The Secretary of Defense shall ensure, to the maximum extent practicable, that the Department of Defense, before selecting a contractor for the engineering and manufacturing development of a major weapon system, production of a major weapon system, or sustainment of a major weapon system, negotiates a price for technical data to be delivered under a contract for such development, production, or sustainment.

(Added Pub. L. 115–91, div. A, title VIII, §835(a)(1), Dec. 12, 2017, 131 Stat. 1471, §2439; amended Pub. L. 115–232, div. A, title VIII, §867, Aug. 13, 2018, 132 Stat. 1901; renumbered §4236, Pub. L. 116–283, div. A, title XVIII, §1847(c)(3), Jan. 1, 2021, 134 Stat. 4254.)


Editorial Notes

Amendments

2021Pub. L. 116–283 renumbered section 2439 of this title as this section.
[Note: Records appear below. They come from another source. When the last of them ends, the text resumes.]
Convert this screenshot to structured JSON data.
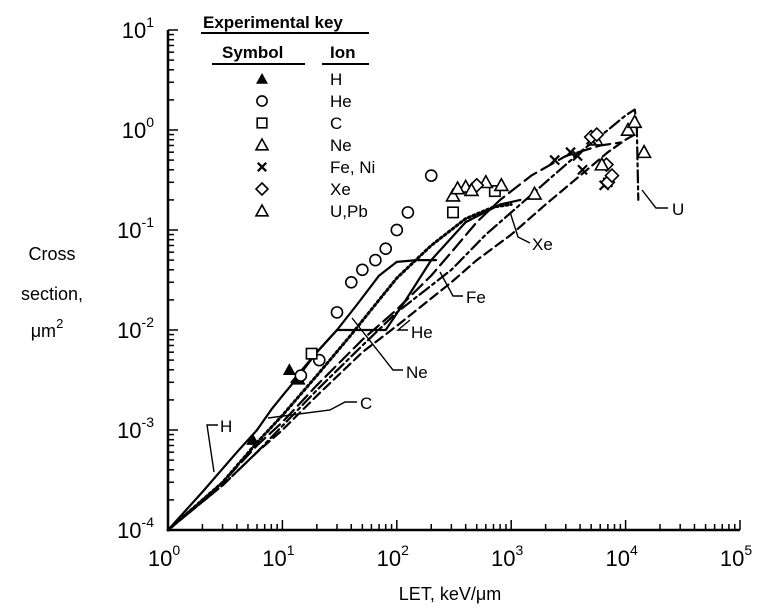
{
  "chart_data": {
    "type": "scatter",
    "title": "",
    "xlabel": "LET, keV/μm",
    "ylabel_lines": [
      "Cross",
      "section,"
    ],
    "ylabel_unit": {
      "base": "μm",
      "sup": "2"
    },
    "x_scale": "log",
    "y_scale": "log",
    "xlim": [
      1,
      100000
    ],
    "ylim": [
      0.0001,
      10
    ],
    "x_ticks": [
      {
        "base": "10",
        "exp": "0"
      },
      {
        "base": "10",
        "exp": "1"
      },
      {
        "base": "10",
        "exp": "2"
      },
      {
        "base": "10",
        "exp": "3"
      },
      {
        "base": "10",
        "exp": "4"
      },
      {
        "base": "10",
        "exp": "5"
      }
    ],
    "y_ticks": [
      {
        "base": "10",
        "exp": "-4"
      },
      {
        "base": "10",
        "exp": "-3"
      },
      {
        "base": "10",
        "exp": "-2"
      },
      {
        "base": "10",
        "exp": "-1"
      },
      {
        "base": "10",
        "exp": "0"
      },
      {
        "base": "10",
        "exp": "1"
      }
    ],
    "legend": {
      "title": "Experimental key",
      "col1": "Symbol",
      "col2": "Ion",
      "placement": "top-left"
    },
    "series": [
      {
        "name": "H",
        "marker": "triangle-filled",
        "points": [
          [
            5.5,
            0.0008
          ],
          [
            11.5,
            0.004
          ],
          [
            14,
            0.0032
          ]
        ]
      },
      {
        "name": "He",
        "marker": "circle",
        "points": [
          [
            14.5,
            0.0035
          ],
          [
            21,
            0.005
          ],
          [
            30,
            0.015
          ],
          [
            40,
            0.03
          ],
          [
            50,
            0.04
          ],
          [
            65,
            0.05
          ],
          [
            80,
            0.065
          ],
          [
            100,
            0.1
          ],
          [
            125,
            0.15
          ],
          [
            200,
            0.35
          ]
        ]
      },
      {
        "name": "C",
        "marker": "square",
        "points": [
          [
            18,
            0.0058
          ],
          [
            310,
            0.15
          ],
          [
            720,
            0.245
          ]
        ]
      },
      {
        "name": "Ne",
        "marker": "triangle-open",
        "points": [
          [
            310,
            0.22
          ],
          [
            400,
            0.27
          ],
          [
            600,
            0.3
          ],
          [
            820,
            0.28
          ],
          [
            5500,
            0.8
          ]
        ]
      },
      {
        "name": "Fe, Ni",
        "marker": "x",
        "points": [
          [
            2400,
            0.5
          ],
          [
            3300,
            0.6
          ],
          [
            3800,
            0.55
          ],
          [
            4200,
            0.4
          ],
          [
            5000,
            0.8
          ],
          [
            6500,
            0.28
          ],
          [
            7000,
            0.3
          ]
        ]
      },
      {
        "name": "Xe",
        "marker": "diamond",
        "points": [
          [
            500,
            0.28
          ],
          [
            5000,
            0.85
          ],
          [
            5600,
            0.9
          ],
          [
            6800,
            0.45
          ],
          [
            7000,
            0.3
          ],
          [
            7600,
            0.35
          ]
        ]
      },
      {
        "name": "U,Pb",
        "marker": "triangle-open",
        "points": [
          [
            340,
            0.26
          ],
          [
            450,
            0.25
          ],
          [
            1600,
            0.23
          ],
          [
            6200,
            0.45
          ],
          [
            10500,
            1.0
          ],
          [
            12000,
            1.2
          ],
          [
            14500,
            0.6
          ]
        ]
      }
    ],
    "curves": [
      {
        "name": "H",
        "style": "solid",
        "points": [
          [
            1,
            0.0001
          ],
          [
            2,
            0.00024
          ],
          [
            4,
            0.0006
          ],
          [
            6,
            0.001
          ],
          [
            8,
            0.0016
          ],
          [
            10,
            0.0022
          ]
        ]
      },
      {
        "name": "He",
        "style": "solid",
        "points": [
          [
            10,
            0.0022
          ],
          [
            14,
            0.0035
          ],
          [
            20,
            0.006
          ],
          [
            30,
            0.01
          ],
          [
            45,
            0.018
          ],
          [
            70,
            0.035
          ],
          [
            100,
            0.048
          ],
          [
            150,
            0.05
          ],
          [
            200,
            0.05
          ],
          [
            220,
            0.05
          ]
        ]
      },
      {
        "name": "C",
        "style": "dotted",
        "points": [
          [
            1,
            0.0001
          ],
          [
            3,
            0.0003
          ],
          [
            6,
            0.00075
          ],
          [
            10,
            0.0014
          ],
          [
            20,
            0.0035
          ],
          [
            40,
            0.009
          ],
          [
            70,
            0.02
          ],
          [
            100,
            0.033
          ],
          [
            200,
            0.07
          ],
          [
            400,
            0.13
          ],
          [
            700,
            0.17
          ],
          [
            1000,
            0.18
          ]
        ]
      },
      {
        "name": "Ne",
        "style": "solid",
        "points": [
          [
            12,
            0.003
          ],
          [
            20,
            0.006
          ],
          [
            30,
            0.01
          ],
          [
            80,
            0.01
          ],
          [
            120,
            0.02
          ],
          [
            200,
            0.05
          ],
          [
            400,
            0.12
          ],
          [
            800,
            0.18
          ],
          [
            1200,
            0.2
          ]
        ]
      },
      {
        "name": "Fe",
        "style": "long-dash",
        "points": [
          [
            1,
            0.0001
          ],
          [
            3,
            0.0003
          ],
          [
            6,
            0.0007
          ],
          [
            10,
            0.0012
          ],
          [
            20,
            0.0028
          ],
          [
            50,
            0.008
          ],
          [
            100,
            0.016
          ],
          [
            200,
            0.035
          ],
          [
            300,
            0.06
          ],
          [
            500,
            0.12
          ],
          [
            800,
            0.2
          ],
          [
            1500,
            0.35
          ],
          [
            3000,
            0.55
          ],
          [
            6000,
            0.7
          ],
          [
            9000,
            0.75
          ]
        ]
      },
      {
        "name": "Xe",
        "style": "dashed",
        "points": [
          [
            1,
            0.0001
          ],
          [
            3,
            0.00028
          ],
          [
            6,
            0.0006
          ],
          [
            10,
            0.001
          ],
          [
            20,
            0.0022
          ],
          [
            50,
            0.006
          ],
          [
            100,
            0.011
          ],
          [
            300,
            0.03
          ],
          [
            500,
            0.05
          ],
          [
            1000,
            0.09
          ],
          [
            2000,
            0.18
          ],
          [
            4000,
            0.35
          ],
          [
            7000,
            0.6
          ],
          [
            10000,
            0.8
          ],
          [
            12000,
            0.9
          ]
        ]
      },
      {
        "name": "U",
        "style": "dash-dot",
        "points": [
          [
            1,
            0.0001
          ],
          [
            3,
            0.00028
          ],
          [
            6,
            0.0006
          ],
          [
            10,
            0.0011
          ],
          [
            20,
            0.0025
          ],
          [
            50,
            0.007
          ],
          [
            100,
            0.015
          ],
          [
            300,
            0.04
          ],
          [
            600,
            0.09
          ],
          [
            1000,
            0.15
          ],
          [
            2000,
            0.3
          ],
          [
            4000,
            0.6
          ],
          [
            7000,
            1.0
          ],
          [
            10000,
            1.4
          ],
          [
            12000,
            1.6
          ],
          [
            12500,
            1.2
          ],
          [
            12700,
            0.5
          ],
          [
            12900,
            0.2
          ]
        ]
      }
    ],
    "annotations": [
      "H",
      "He",
      "C",
      "Ne",
      "Fe",
      "Xe",
      "U"
    ]
  }
}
2018Pub. L. 115–232, §867(4), substituted ", production, or sustainment" for "or production" in section catchline.

Pub. L. 115–232, §867(1)–(3), inserted ", to the maximum extent practicable," after "shall ensure" and substituted "production of a major weapon system, or sustainment of a major weapon system" for "or for the production of a major weapon system" and ", production, or sustainment" for "or production".


Statutory Notes and Related Subsidiaries

Effective Date of 2021 Amendment

Amendment by Pub. L. 116–283 effective Jan. 1, 2022, with additional provisions for delayed implementation and applicability of existing law, see section 1801(d) of Pub. L. 116–283, set out as a note preceding section 3001 of this title.

Effective Date

Pub. L. 115–91, div. A, title VIII, §835(a)(3), Dec. 12, 2017, 131 Stat. 1471, provided that: "Section 2439 of title 10, United States Code [now 10 U.S.C. 4236], as added by paragraph (1), shall apply with respect to any contract for engineering and manufacturing development of a major weapon system, or for the production of a major weapon system, for which the contract solicitation is issued on or after the date occurring one year after the date of the enactment of this Act [Dec. 12, 2017]."